Dans cet ouvrage de près de 150 pages, on trouve dans l’introduction, la définition de différents termes. Le premier d’entre eux (sur six), indépendamment de l’ordre alphabétique (Administration ne vient qu’en troisième position), est le terme :

« Client : Le mot désigne ici les citoyens, les entreprises, les collectivités et tout autre membre de la société avec lequel l’administration est en contact. Dans certains pays, le mot « client », employé dans le contexte de la vie publique, est un peu péjoratif et parfois, en matière fiscale par exemple, le terme convient mal à première vue ; mais, il peut avoir un effet très stimulant. On l’a finalement retenu pour les raisons suivantes :

a) ce mot couvre un plus grand nombre de catégories (notamment les entreprises) que, par exemple, « citoyen » ;
b) il tient compte du fait que le client est aussi un contribuable et qu’en outre on lui demande de plus en plus souvent de participer directement au financement des services sous forme de droits et redevances d’utilisation. Le client paie ;
c) comparé à des termes plus neutres, par exemple « usagers » ou « utilisateurs », il évoque une attitude plus active et plus exigeante à l’égard du service public ;
d) rappelant la phrase « le client est roi » il résume la manière dont les pouvoirs publics ont officiellement du moins, pensé la réforme » .

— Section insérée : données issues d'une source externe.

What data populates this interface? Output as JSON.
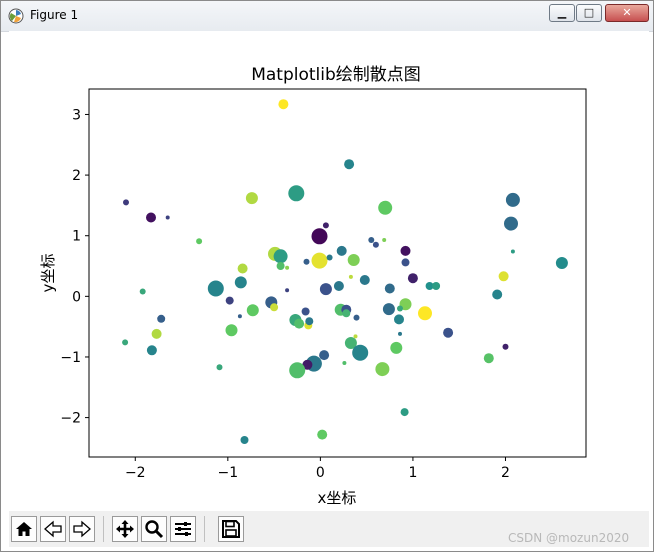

L’objectif développé dans le rapport est de rendre l’administration plus réceptive, à savoir améliorer sa capacité de répondre aux besoins des clients. Ce qui nécessite une adaptation des politiques publiques afin de les rendre plus efficaces, et de revoir les tâches dévolues à l’administration. Dès lors, se pose la question du rôle de l’Etat, et de sa réduction, notamment via la privatisation qui peut améliorer la réceptivité. Par ailleurs, le contrôle exercé sur l’administration doit être renforcé, et le client doit voir ses droits renforcés (notamment en matière d’information ). L’organisation formelle doit être adaptée à la réceptivité (déconcentration, décentralisation,…), et l’administration doit susciter des réseaux inter-organisationnels afin de coordonner les actions des différentes institutions au bénéfice du client (ex. : guichet unique). L’organisation doit être performante, ce qui implique que le fonctionnaire soit au service du public et qu’il soit qualifié pour l’être. Les règles de gestion du personnel doivent être adaptées en conséquence (répartition plus flexible des tâches, effectifs ajustés, personnel spécialisé…), et la performance mesurée. Il est préconisé de revoir les structures de contrôle et hiérarchiques, et, pour ce faire, d’adapter les structures vastes en unités plus petites, créer des groupes de projets, une organisation matricielle… Sont aussi évoquées l’accessibilité, la simplification des procédures…

En conclusion,

« Le développement de la réceptivité appelle un changement fondamental, un soutien de longue durée et un arbitrage minutieux entre des valeurs administratives telles que l’efficience, l’économie, l’efficacité et la responsabilité politique. Elle fait intervenir la notion de ‘responsabilité envers les clients’ et remet en question les conceptions traditionnelles de contrôle de l’administration.
L’évolution de l’appareil administratif, en réponse au besoin d’une plus grande réceptivité est un problème critique auquel les pouvoirs publics devront faire face. Elle soulève des questions fondamentales en matière de management public » .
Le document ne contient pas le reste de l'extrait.